I’m not one of those planner-bloggers. I write what I feel, when I feel it. When I post I’m basically throwing you a real-time snapshot of my mind. I may be feeling a bunch of things, but when I post I’m shining one of those thoughts and offering it to you.
For me, posting has been a sort of reaching out. I post and then I wait. Did anyone like it? Was anyone moved? Who agrees with me? As much as I’ve tried to stop it– my writing, specifically blogging, is a quest for affirmation/connection masquerading as an essay.
A thought occurred to me this morning as I was having my “devotions.” I put quotes around them because they’ve not felt very devoted lately. A dark night of the soul sort of thing, but my internal ravings led me to consider: if Gandhi can fast from food, I can fast from social media. And wouldn’t it be freeing? Not to wonder who liked my posts, who liked my status, my picture, my buffed-up, shiny words? Yes. I decided. Freeing indeed.

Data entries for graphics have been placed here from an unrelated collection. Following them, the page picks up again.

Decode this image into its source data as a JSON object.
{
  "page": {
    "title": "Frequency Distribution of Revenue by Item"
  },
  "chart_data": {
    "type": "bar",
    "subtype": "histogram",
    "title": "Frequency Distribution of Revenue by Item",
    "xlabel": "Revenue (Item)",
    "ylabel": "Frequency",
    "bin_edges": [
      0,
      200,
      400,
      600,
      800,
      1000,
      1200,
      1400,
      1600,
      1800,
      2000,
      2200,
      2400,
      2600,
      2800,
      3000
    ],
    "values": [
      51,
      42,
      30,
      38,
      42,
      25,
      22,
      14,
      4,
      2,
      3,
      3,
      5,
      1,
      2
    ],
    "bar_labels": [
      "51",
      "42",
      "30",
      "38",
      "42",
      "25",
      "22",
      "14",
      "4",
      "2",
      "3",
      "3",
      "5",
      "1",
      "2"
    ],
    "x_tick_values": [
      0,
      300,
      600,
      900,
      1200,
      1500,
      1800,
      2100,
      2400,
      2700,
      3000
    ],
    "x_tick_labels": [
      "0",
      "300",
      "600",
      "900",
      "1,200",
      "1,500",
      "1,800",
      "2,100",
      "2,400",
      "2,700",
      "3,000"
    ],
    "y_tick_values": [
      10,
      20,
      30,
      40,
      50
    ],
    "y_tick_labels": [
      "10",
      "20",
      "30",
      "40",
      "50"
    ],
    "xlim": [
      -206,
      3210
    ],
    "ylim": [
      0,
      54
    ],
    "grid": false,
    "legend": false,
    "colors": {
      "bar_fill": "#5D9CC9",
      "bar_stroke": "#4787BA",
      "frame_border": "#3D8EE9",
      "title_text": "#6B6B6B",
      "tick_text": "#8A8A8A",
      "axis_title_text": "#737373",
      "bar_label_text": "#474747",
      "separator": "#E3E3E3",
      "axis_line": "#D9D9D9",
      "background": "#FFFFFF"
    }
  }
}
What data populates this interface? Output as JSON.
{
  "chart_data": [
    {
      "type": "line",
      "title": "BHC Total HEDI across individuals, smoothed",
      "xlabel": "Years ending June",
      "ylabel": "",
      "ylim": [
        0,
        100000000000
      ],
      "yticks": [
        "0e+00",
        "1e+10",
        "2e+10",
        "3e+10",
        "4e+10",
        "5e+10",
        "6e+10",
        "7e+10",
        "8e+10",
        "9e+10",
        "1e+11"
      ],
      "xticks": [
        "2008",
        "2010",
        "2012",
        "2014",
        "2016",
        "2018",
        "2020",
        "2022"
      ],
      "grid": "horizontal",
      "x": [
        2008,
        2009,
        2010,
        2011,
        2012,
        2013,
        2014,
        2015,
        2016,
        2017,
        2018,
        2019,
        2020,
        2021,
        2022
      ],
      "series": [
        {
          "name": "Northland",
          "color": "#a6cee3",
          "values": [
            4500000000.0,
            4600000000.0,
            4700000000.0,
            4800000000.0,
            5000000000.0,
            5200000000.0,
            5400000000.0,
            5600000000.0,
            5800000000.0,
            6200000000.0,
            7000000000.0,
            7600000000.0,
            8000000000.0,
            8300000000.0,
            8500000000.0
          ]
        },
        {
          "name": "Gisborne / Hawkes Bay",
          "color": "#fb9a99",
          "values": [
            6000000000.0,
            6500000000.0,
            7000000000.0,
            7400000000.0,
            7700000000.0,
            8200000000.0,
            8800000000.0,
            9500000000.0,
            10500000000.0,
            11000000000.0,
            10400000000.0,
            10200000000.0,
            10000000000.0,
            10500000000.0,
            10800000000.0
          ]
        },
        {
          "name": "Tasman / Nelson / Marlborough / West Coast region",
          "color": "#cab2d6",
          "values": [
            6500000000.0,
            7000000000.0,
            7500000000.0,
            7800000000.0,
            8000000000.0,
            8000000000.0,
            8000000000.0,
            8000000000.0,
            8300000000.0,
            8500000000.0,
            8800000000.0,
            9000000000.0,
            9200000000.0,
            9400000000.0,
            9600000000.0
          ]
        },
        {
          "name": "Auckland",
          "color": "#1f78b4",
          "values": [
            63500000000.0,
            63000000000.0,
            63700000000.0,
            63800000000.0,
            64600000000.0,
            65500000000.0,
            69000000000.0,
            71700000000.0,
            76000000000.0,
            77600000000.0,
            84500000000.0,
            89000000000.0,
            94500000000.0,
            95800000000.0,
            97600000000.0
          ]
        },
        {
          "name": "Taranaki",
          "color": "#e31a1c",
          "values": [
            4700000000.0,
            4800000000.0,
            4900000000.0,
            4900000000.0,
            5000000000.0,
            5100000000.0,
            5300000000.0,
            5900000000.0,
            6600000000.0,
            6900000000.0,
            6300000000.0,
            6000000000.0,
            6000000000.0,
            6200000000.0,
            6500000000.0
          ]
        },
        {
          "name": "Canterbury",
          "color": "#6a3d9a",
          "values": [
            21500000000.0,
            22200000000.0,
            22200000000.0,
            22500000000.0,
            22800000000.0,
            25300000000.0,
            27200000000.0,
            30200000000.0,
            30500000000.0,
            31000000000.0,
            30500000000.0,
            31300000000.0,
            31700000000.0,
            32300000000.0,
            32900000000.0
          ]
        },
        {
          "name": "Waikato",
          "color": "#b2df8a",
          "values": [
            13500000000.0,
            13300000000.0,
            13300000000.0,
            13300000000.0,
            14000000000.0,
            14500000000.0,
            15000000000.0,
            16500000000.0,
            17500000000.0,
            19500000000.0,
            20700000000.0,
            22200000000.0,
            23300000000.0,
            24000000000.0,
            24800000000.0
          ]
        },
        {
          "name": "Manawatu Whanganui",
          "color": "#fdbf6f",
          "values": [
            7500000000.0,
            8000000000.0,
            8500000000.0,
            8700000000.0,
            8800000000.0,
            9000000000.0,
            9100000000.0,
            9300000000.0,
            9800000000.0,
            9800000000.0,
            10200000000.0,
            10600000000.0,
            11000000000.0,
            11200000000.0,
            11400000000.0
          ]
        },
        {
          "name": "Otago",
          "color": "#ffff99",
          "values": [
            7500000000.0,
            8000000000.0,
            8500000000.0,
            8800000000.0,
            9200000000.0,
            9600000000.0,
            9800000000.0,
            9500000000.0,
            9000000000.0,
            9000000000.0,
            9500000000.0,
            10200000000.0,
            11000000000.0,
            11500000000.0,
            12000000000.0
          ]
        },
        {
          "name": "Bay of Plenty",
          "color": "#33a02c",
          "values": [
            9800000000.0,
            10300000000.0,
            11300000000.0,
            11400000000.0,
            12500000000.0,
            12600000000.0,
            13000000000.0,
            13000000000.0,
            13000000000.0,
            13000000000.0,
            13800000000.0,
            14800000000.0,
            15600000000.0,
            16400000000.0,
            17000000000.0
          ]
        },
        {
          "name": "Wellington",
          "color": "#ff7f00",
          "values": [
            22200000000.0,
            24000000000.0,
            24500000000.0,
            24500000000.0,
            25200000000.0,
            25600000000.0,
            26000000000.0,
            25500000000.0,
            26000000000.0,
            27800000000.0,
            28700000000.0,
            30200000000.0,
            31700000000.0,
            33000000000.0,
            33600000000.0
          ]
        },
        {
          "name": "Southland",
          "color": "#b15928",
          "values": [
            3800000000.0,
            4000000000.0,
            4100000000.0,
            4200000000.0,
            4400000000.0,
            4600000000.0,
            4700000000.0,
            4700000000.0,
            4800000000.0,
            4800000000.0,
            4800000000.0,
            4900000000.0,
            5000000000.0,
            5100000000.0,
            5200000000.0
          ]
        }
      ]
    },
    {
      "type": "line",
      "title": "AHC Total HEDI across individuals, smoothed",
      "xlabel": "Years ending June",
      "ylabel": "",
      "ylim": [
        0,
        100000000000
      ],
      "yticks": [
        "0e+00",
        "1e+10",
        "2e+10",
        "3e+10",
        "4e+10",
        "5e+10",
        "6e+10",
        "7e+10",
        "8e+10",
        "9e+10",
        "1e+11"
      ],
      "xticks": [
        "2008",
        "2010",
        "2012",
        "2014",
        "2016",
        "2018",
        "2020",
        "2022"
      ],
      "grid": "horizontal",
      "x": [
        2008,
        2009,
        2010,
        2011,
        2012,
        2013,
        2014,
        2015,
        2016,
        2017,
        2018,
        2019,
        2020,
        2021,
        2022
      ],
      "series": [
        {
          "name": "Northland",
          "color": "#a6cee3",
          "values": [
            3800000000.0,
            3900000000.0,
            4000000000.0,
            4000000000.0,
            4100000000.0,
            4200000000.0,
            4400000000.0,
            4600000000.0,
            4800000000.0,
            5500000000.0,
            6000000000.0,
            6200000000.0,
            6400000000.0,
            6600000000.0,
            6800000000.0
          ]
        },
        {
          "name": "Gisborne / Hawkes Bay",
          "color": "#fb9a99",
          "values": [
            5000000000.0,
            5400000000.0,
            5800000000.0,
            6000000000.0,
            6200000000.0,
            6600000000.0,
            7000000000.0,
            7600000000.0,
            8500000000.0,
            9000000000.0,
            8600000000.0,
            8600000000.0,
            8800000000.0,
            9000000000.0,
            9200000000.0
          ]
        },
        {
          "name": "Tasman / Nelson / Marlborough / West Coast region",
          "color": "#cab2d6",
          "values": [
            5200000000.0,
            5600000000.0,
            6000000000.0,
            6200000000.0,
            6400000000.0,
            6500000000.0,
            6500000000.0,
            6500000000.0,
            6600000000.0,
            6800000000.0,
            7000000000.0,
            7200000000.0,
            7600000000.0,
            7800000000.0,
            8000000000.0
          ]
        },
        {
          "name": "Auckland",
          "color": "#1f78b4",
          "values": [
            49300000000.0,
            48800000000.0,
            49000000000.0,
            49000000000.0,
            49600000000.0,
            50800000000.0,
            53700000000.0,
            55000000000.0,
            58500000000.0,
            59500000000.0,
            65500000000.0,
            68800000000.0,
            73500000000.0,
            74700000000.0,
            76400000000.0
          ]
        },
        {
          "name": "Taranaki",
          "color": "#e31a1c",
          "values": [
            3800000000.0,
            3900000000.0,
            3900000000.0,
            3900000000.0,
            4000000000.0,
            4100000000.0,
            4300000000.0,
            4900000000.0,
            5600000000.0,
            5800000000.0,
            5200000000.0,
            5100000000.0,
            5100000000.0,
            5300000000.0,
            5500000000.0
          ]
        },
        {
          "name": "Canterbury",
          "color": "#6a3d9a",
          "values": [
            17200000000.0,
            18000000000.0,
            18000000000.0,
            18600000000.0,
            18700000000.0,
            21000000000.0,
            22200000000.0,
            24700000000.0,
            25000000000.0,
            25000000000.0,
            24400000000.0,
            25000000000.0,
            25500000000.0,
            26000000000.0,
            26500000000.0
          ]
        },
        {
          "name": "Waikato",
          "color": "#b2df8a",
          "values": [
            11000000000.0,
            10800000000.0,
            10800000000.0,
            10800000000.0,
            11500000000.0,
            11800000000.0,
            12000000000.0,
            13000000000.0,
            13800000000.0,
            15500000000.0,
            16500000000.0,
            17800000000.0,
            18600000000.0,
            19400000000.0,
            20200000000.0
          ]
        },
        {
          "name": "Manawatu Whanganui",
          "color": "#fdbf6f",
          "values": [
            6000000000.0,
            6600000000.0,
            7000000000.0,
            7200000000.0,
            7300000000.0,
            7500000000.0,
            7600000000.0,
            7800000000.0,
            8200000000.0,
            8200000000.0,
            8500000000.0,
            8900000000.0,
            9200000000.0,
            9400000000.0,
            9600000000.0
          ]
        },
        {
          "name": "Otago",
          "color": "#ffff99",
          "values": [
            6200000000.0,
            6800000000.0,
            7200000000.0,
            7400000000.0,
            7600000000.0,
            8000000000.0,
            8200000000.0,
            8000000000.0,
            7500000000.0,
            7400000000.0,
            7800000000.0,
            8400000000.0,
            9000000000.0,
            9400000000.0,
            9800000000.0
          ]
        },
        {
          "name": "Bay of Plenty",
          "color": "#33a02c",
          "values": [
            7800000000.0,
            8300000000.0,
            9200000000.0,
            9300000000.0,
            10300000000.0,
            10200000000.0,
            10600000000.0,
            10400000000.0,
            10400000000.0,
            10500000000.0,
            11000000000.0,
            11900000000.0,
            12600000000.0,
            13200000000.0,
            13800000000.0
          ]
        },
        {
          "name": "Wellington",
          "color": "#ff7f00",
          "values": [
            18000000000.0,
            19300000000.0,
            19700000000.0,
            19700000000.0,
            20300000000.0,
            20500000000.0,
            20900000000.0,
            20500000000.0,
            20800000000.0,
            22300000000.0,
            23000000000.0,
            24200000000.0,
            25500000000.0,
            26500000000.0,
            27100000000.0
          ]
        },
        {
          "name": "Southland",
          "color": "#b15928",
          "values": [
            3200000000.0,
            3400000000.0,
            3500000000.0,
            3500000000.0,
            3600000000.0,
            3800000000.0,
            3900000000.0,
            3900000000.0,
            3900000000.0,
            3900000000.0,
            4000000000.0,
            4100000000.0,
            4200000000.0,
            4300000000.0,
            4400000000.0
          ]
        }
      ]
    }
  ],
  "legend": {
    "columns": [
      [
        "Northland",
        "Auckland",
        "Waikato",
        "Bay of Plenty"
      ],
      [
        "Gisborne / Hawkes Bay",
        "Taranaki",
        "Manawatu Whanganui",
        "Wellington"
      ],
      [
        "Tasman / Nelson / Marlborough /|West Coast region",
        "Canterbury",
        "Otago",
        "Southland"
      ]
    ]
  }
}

I usually scroll through Facebook while I eat my lunch. I’m not sure what I’ll do while I eat, but I used to do something before. It’ll come back. Maybe I’ll taste my food. Time travel back to 1990 wasn’t an option, so turning off notifications will have to do. I’ll be writing my novel in the quiet room of no social media. That’s my real-time plan. Once I have it finished, I’ll come back to beg for beta readers.